The next day, I turned in my letter and went about my usual business proud of myself for speaking my mind and wondering what Leanna Brown would think of my penmanship.  While I was clever enough to form and share my first ‘big world’ opinion, I did not consider that the nuns would be reading my letter.  By the end of the day I was informed that my parents were called in to discuss this letter.  So much for staying out of trouble.

I got home expecting my dad to pull out the shoe horn I gave him for Christmas last year to beat my ass (note to future generations: DO NOT give your parents a gift they can use to administer spankings).  

The folks didn’t say much just that we would talk when we went home.   They just had a neighbor watch us while they trekked over to the school.  When they get home they’re laughing and yucking it up.  My mom has her side-eye going but my grouchy old man sits me down at the table, placing my letter on the table.  I ask what happened and he tells me with a chuckle that they won’t be sending my letter.  

He then proceeds to tell me about the meeting but what I remember most is that the school told him:


” We don’t think he is happy here.”

But then my dad comes through huge and tells them:

“It is none of your concern whether he is happy here or not.  Your job is to educate him.  Let me worry about whether or not he is happy.”

At that point, I suddenly saw my dad as something other than this caricature figure of grumpiness and back breaking yard work on weekends.  He was also nothing like the GOP crab-ass he pretended to be.  The guy was fucking awesome!  

As I took my first step to thinking for myself and venturing forward into the world of individuality, I saw my parents there waiting to welcome me into the fold.
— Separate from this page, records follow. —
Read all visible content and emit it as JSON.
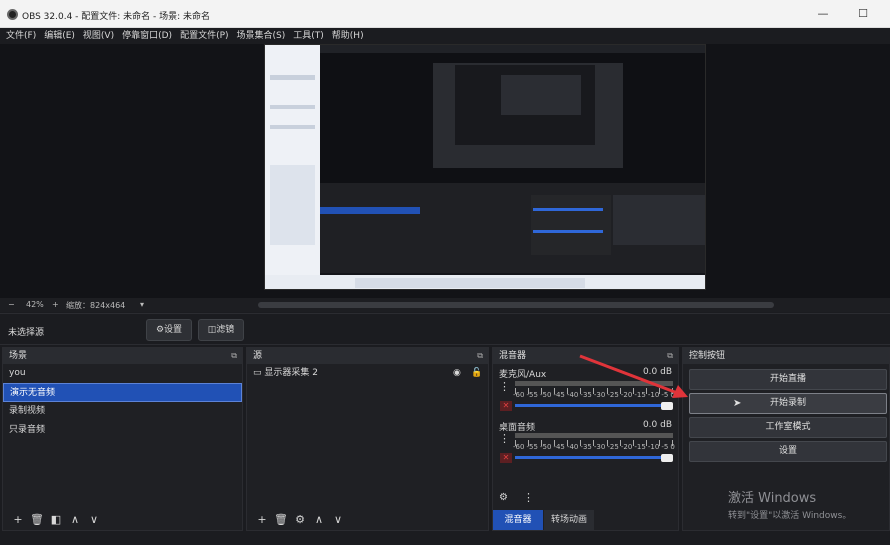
{
  "window": {
    "title": "OBS 32.0.4 - 配置文件: 未命名 - 场景: 未命名",
    "minimize": "—",
    "maximize": "☐"
  },
  "menu": [
    "文件(F)",
    "编辑(E)",
    "视图(V)",
    "停靠窗口(D)",
    "配置文件(P)",
    "场景集合(S)",
    "工具(T)",
    "帮助(H)"
  ],
  "zoom": {
    "minus": "−",
    "level": "42%",
    "plus": "+",
    "scale": "缩放：824x464",
    "dropdown": "▾"
  },
  "source_bar": {
    "no_selection": "未选择源",
    "properties": "设置",
    "filters": "滤镜"
  },
  "scenes": {
    "title": "场景",
    "items": [
      "you",
      "演示无音频",
      "录制视频",
      "只录音频"
    ],
    "selected": 1
  },
  "sources": {
    "title": "源",
    "items": [
      {
        "name": "显示器采集 2"
      }
    ]
  },
  "mixer": {
    "title": "混音器",
    "channels": [
      {
        "name": "麦克风/Aux",
        "db": "0.0 dB",
        "volume": 1.0
      },
      {
        "name": "桌面音频",
        "db": "0.0 dB",
        "volume": 1.0
      }
    ],
    "scale": [
      "-60",
      "-55",
      "-50",
      "-45",
      "-40",
      "-35",
      "-30",
      "-25",
      "-20",
      "-15",
      "-10",
      "-5",
      "0"
    ],
    "tabs": [
      "混音器",
      "转场动画"
    ],
    "active_tab": 0
  },
  "controls": {
    "title": "控制按钮",
    "buttons": [
      "开始直播",
      "开始录制",
      "工作室模式",
      "设置"
    ]
  },
  "activation": {
    "line1": "激活 Windows",
    "line2": "转到\"设置\"以激活 Windows。"
  },
  "colors": {
    "accent": "#2151b5",
    "arrow": "#e0343a",
    "fader": "#2f67d8"
  },
  "icons": {
    "float": "float-dock-icon",
    "eye": "eye-icon",
    "lock": "lock-icon",
    "gear": "gear-icon"
  }
}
I like to tell people that I am a gratefully recovering Catholic.


2 comments

  1. Rashaverak

    I had such a moment myself, about 40 years ago.  It was pretty momentous.  Previously, I was very involved, even spending time in a high-school preparatory seminary.

    It was like an iceberg cleaving away from a glacier, and floating out to sea, to use a metaphor originally used by Arthur C. Clarke in his science-fiction novel, Childhood’s End.